No astrology here please: BU to govt

No astrology here please: BU to govt

That move was aborted following a huge uproar. The stars clearly were not with Joshi.
Likewise, rationalists in Bangalore University’s science faculty have thwarted plans of the State BJP government to introduce astrology as a course at both the undergraduate and post-graduate levels.

The heads of all science disciplines in the university unanimously rejected the government’s plan to begin “Jyotish Shastra” as a science, citing it as an “obscurantist and unscientific move”. The decision to reject the proposal was taken at a meeting of the faculty on January 6. The Yeddyurappa government’s academic horoscope now reads: stars in retrograde.

Mooted by a former Cabinet minister, the government’s proposal to start astrology as a science course was introduced last year and was recommended for all central varsities in the state.

Sources at the department said the faculty of different departments objected to the proposal on the ground that astrology as a subject was a non-science and had not undergone enough scientific scrutiny.

The faculty’s approval is statutory under the Karnataka State Universities Act 2000 and is critical in introducing new courses. Only after a course is ratified by the faculty can it be presented to the University Syndicate or, for that matter, the Academic Council for approval.

The State Government’s plan is reminiscent of Joshi’s passionate move to introduce “Jyotir Vigyan” or Vedic Astrology as an under-graduate and post-graduate course. That could happen after a UGC committee recommended introducing it as part of the BJP-led NDA government’s decision to revive “ancient science”.
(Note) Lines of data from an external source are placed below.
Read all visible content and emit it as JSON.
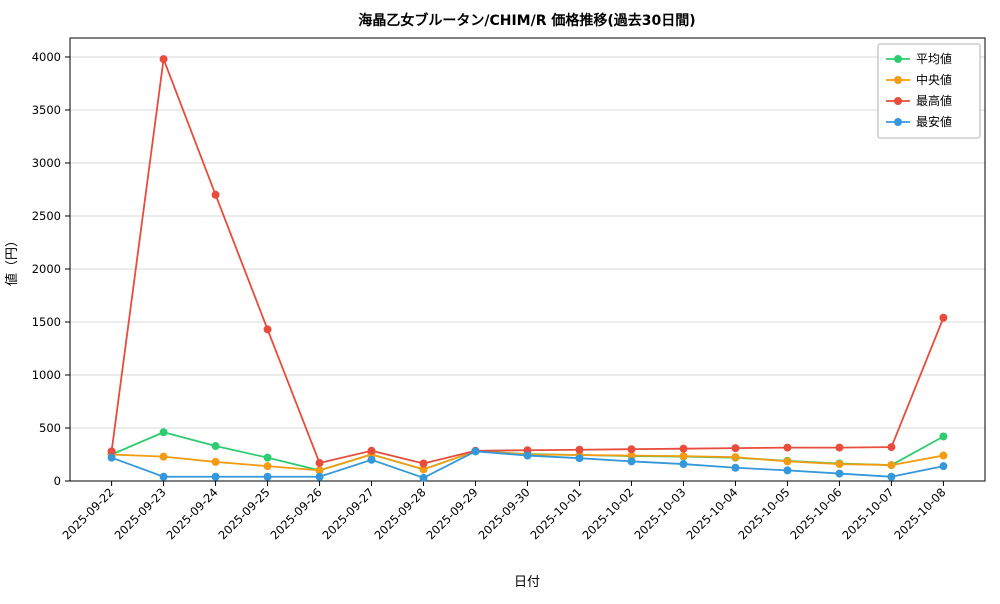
{
  "chart_data": {
    "type": "line",
    "title": "海晶乙女ブルータン/CHIM/R 価格推移(過去30日間)",
    "xlabel": "日付",
    "ylabel": "値（円）",
    "grid": true,
    "legend_position": "top-right",
    "ylim": [
      0,
      4000
    ],
    "yticks": [
      0,
      500,
      1000,
      1500,
      2000,
      2500,
      3000,
      3500,
      4000
    ],
    "x": [
      "2025-09-22",
      "2025-09-23",
      "2025-09-24",
      "2025-09-25",
      "2025-09-26",
      "2025-09-27",
      "2025-09-28",
      "2025-09-29",
      "2025-09-30",
      "2025-10-01",
      "2025-10-02",
      "2025-10-03",
      "2025-10-04",
      "2025-10-05",
      "2025-10-06",
      "2025-10-07",
      "2025-10-08"
    ],
    "series": [
      {
        "key": "average",
        "name": "平均値",
        "color": "#2ecc71",
        "values": [
          250,
          460,
          330,
          220,
          100,
          250,
          110,
          280,
          255,
          245,
          235,
          230,
          220,
          190,
          165,
          150,
          420
        ]
      },
      {
        "key": "median",
        "name": "中央値",
        "color": "#f39c12",
        "values": [
          250,
          230,
          180,
          140,
          100,
          250,
          110,
          280,
          250,
          245,
          240,
          235,
          225,
          185,
          160,
          150,
          240
        ]
      },
      {
        "key": "max",
        "name": "最高値",
        "color": "#e74c3c",
        "values": [
          280,
          3980,
          2700,
          1430,
          170,
          285,
          165,
          285,
          290,
          295,
          300,
          305,
          310,
          315,
          315,
          320,
          1540
        ]
      },
      {
        "key": "min",
        "name": "最安値",
        "color": "#3498db",
        "values": [
          220,
          40,
          40,
          40,
          40,
          200,
          30,
          280,
          240,
          215,
          185,
          160,
          125,
          100,
          70,
          40,
          140
        ]
      }
    ]
  }
}
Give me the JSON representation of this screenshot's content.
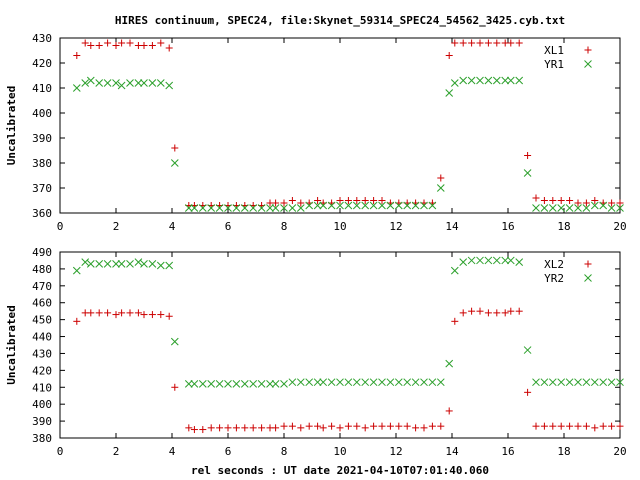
{
  "title": "HIRES continuum, SPEC24, file:Skynet_59314_SPEC24_54562_3425.cyb.txt",
  "xlabel": "rel seconds : UT date 2021-04-10T07:01:40.060",
  "colors": {
    "red": "#cc0000",
    "green": "#2ca02c",
    "axis": "#000000"
  },
  "chart_data": [
    {
      "type": "scatter",
      "ylabel": "Uncalibrated",
      "xlim": [
        0,
        20
      ],
      "ylim": [
        360,
        430
      ],
      "xticks": [
        0,
        2,
        4,
        6,
        8,
        10,
        12,
        14,
        16,
        18,
        20
      ],
      "yticks": [
        360,
        370,
        380,
        390,
        400,
        410,
        420,
        430
      ],
      "legend_position": "top-right",
      "series": [
        {
          "name": "XL1",
          "marker": "plus",
          "color": "#cc0000",
          "x": [
            0.6,
            0.9,
            1.1,
            1.4,
            1.7,
            2.0,
            2.2,
            2.5,
            2.8,
            3.0,
            3.3,
            3.6,
            3.9,
            4.1,
            4.6,
            4.8,
            5.1,
            5.4,
            5.7,
            6.0,
            6.3,
            6.6,
            6.9,
            7.2,
            7.5,
            7.7,
            8.0,
            8.3,
            8.6,
            8.9,
            9.2,
            9.4,
            9.7,
            10.0,
            10.3,
            10.6,
            10.9,
            11.2,
            11.5,
            11.8,
            12.1,
            12.4,
            12.7,
            13.0,
            13.3,
            13.6,
            13.9,
            14.1,
            14.4,
            14.7,
            15.0,
            15.3,
            15.6,
            15.9,
            16.1,
            16.4,
            16.7,
            17.0,
            17.3,
            17.6,
            17.9,
            18.2,
            18.5,
            18.8,
            19.1,
            19.4,
            19.7,
            20.0
          ],
          "y": [
            423,
            428,
            427,
            427,
            428,
            427,
            428,
            428,
            427,
            427,
            427,
            428,
            426,
            386,
            363,
            363,
            363,
            363,
            363,
            363,
            363,
            363,
            363,
            363,
            364,
            364,
            364,
            365,
            364,
            364,
            365,
            364,
            364,
            365,
            365,
            365,
            365,
            365,
            365,
            364,
            364,
            364,
            364,
            364,
            364,
            374,
            423,
            428,
            428,
            428,
            428,
            428,
            428,
            428,
            428,
            428,
            383,
            366,
            365,
            365,
            365,
            365,
            364,
            364,
            365,
            364,
            364,
            364
          ]
        },
        {
          "name": "YR1",
          "marker": "cross",
          "color": "#2ca02c",
          "x": [
            0.6,
            0.9,
            1.1,
            1.4,
            1.7,
            2.0,
            2.2,
            2.5,
            2.8,
            3.0,
            3.3,
            3.6,
            3.9,
            4.1,
            4.6,
            4.8,
            5.1,
            5.4,
            5.7,
            6.0,
            6.3,
            6.6,
            6.9,
            7.2,
            7.5,
            7.7,
            8.0,
            8.3,
            8.6,
            8.9,
            9.2,
            9.4,
            9.7,
            10.0,
            10.3,
            10.6,
            10.9,
            11.2,
            11.5,
            11.8,
            12.1,
            12.4,
            12.7,
            13.0,
            13.3,
            13.6,
            13.9,
            14.1,
            14.4,
            14.7,
            15.0,
            15.3,
            15.6,
            15.9,
            16.1,
            16.4,
            16.7,
            17.0,
            17.3,
            17.6,
            17.9,
            18.2,
            18.5,
            18.8,
            19.1,
            19.4,
            19.7,
            20.0
          ],
          "y": [
            410,
            412,
            413,
            412,
            412,
            412,
            411,
            412,
            412,
            412,
            412,
            412,
            411,
            380,
            362,
            362,
            362,
            362,
            362,
            362,
            362,
            362,
            362,
            362,
            362,
            362,
            362,
            362,
            362,
            363,
            363,
            363,
            363,
            363,
            363,
            363,
            363,
            363,
            363,
            363,
            363,
            363,
            363,
            363,
            363,
            370,
            408,
            412,
            413,
            413,
            413,
            413,
            413,
            413,
            413,
            413,
            376,
            362,
            362,
            362,
            362,
            362,
            362,
            362,
            363,
            363,
            362,
            362
          ]
        }
      ]
    },
    {
      "type": "scatter",
      "ylabel": "Uncalibrated",
      "xlim": [
        0,
        20
      ],
      "ylim": [
        380,
        490
      ],
      "xticks": [
        0,
        2,
        4,
        6,
        8,
        10,
        12,
        14,
        16,
        18,
        20
      ],
      "yticks": [
        380,
        390,
        400,
        410,
        420,
        430,
        440,
        450,
        460,
        470,
        480,
        490
      ],
      "legend_position": "top-right",
      "series": [
        {
          "name": "XL2",
          "marker": "plus",
          "color": "#cc0000",
          "x": [
            0.6,
            0.9,
            1.1,
            1.4,
            1.7,
            2.0,
            2.2,
            2.5,
            2.8,
            3.0,
            3.3,
            3.6,
            3.9,
            4.1,
            4.6,
            4.8,
            5.1,
            5.4,
            5.7,
            6.0,
            6.3,
            6.6,
            6.9,
            7.2,
            7.5,
            7.7,
            8.0,
            8.3,
            8.6,
            8.9,
            9.2,
            9.4,
            9.7,
            10.0,
            10.3,
            10.6,
            10.9,
            11.2,
            11.5,
            11.8,
            12.1,
            12.4,
            12.7,
            13.0,
            13.3,
            13.6,
            13.9,
            14.1,
            14.4,
            14.7,
            15.0,
            15.3,
            15.6,
            15.9,
            16.1,
            16.4,
            16.7,
            17.0,
            17.3,
            17.6,
            17.9,
            18.2,
            18.5,
            18.8,
            19.1,
            19.4,
            19.7,
            20.0
          ],
          "y": [
            449,
            454,
            454,
            454,
            454,
            453,
            454,
            454,
            454,
            453,
            453,
            453,
            452,
            410,
            386,
            385,
            385,
            386,
            386,
            386,
            386,
            386,
            386,
            386,
            386,
            386,
            387,
            387,
            386,
            387,
            387,
            386,
            387,
            386,
            387,
            387,
            386,
            387,
            387,
            387,
            387,
            387,
            386,
            386,
            387,
            387,
            396,
            449,
            454,
            455,
            455,
            454,
            454,
            454,
            455,
            455,
            407,
            387,
            387,
            387,
            387,
            387,
            387,
            387,
            386,
            387,
            387,
            387
          ]
        },
        {
          "name": "YR2",
          "marker": "cross",
          "color": "#2ca02c",
          "x": [
            0.6,
            0.9,
            1.1,
            1.4,
            1.7,
            2.0,
            2.2,
            2.5,
            2.8,
            3.0,
            3.3,
            3.6,
            3.9,
            4.1,
            4.6,
            4.8,
            5.1,
            5.4,
            5.7,
            6.0,
            6.3,
            6.6,
            6.9,
            7.2,
            7.5,
            7.7,
            8.0,
            8.3,
            8.6,
            8.9,
            9.2,
            9.4,
            9.7,
            10.0,
            10.3,
            10.6,
            10.9,
            11.2,
            11.5,
            11.8,
            12.1,
            12.4,
            12.7,
            13.0,
            13.3,
            13.6,
            13.9,
            14.1,
            14.4,
            14.7,
            15.0,
            15.3,
            15.6,
            15.9,
            16.1,
            16.4,
            16.7,
            17.0,
            17.3,
            17.6,
            17.9,
            18.2,
            18.5,
            18.8,
            19.1,
            19.4,
            19.7,
            20.0
          ],
          "y": [
            479,
            484,
            483,
            483,
            483,
            483,
            483,
            483,
            484,
            483,
            483,
            482,
            482,
            437,
            412,
            412,
            412,
            412,
            412,
            412,
            412,
            412,
            412,
            412,
            412,
            412,
            412,
            413,
            413,
            413,
            413,
            413,
            413,
            413,
            413,
            413,
            413,
            413,
            413,
            413,
            413,
            413,
            413,
            413,
            413,
            413,
            424,
            479,
            484,
            485,
            485,
            485,
            485,
            485,
            485,
            484,
            432,
            413,
            413,
            413,
            413,
            413,
            413,
            413,
            413,
            413,
            413,
            413
          ]
        }
      ]
    }
  ]
}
When scientists and academics scoffed at Joshi’s pursuit of the stars and the cosmos and beyond, the proposal was given a quite burial. Joshi’s bid to create generations of star gazers and soothsayers was soundly and predictably  thwarted.
Now, as if trying to send across a no-nonsense message to the State Government, Bangalore University’s science faculty ratified introducing six new courses, including a Bachelor of Science programme, to promote pure science.